Effect of the Joule-Thomson Cooling on the Leak-Before-Break Approach

Abstract

The advantage of the new compressed natural gas (CNG) marine transportation technology is less investment in infrastructure and greater flexibility. It is highly competitive as compared to pipelines and liquefied natural gas (LNG) transport for distances of up to 2,500 – 3,000 nautical miles. Due to the high pressure inside CNG containers, its safety is the first important factor to be considered. Leak-before-break (LBB) is an important methodology of maintaining the integrity of pressure vessels. However, the Joule-Thomson (JT) cooling effect occurred during a leak may impact the validity of the LBB approach.
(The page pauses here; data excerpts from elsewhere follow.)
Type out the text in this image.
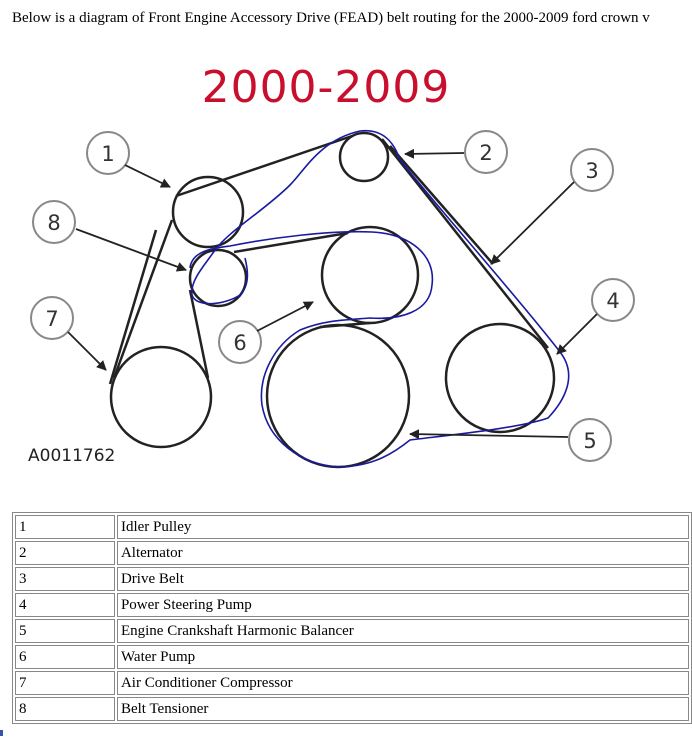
Below is a diagram of Front Engine Accessory Drive (FEAD) belt routing for the 2000-2009 ford crown v
2000-2009
1	2
3
4
5
6
7
8
A0011762
1	Idler Pulley
2	Alternator
3	Drive Belt
4	Power Steering Pump
5	Engine Crankshaft Harmonic Balancer
6	Water Pump
7	Air Conditioner Compressor
8	Belt Tensioner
In this paper, a looping model based on MATLAB software is developed starting with the gas at room temperature and 250bar at the entrance of the crack. From this, the pressure and JT temperature drop is calculated initially, which in turn affects the gas properties, such as viscosity, density, thermal conductivity and heat transfer coefficients. Heat transfer and FEA analysis using a 3D model of the plate with a central through-thickness crack are carried out. Under the internal pressure of 250bar, the temperature drop and the stress intensity factor in the vicinity of the crack is 59.7°C and 120 MPa· m1/2, respectively. The stress intensify factor obtained is higher than the fracture toughness of the material at the same low temperature. However, the structure may not experience a catastrophic failure. The reasons for this phenomenon are discussed in the paper.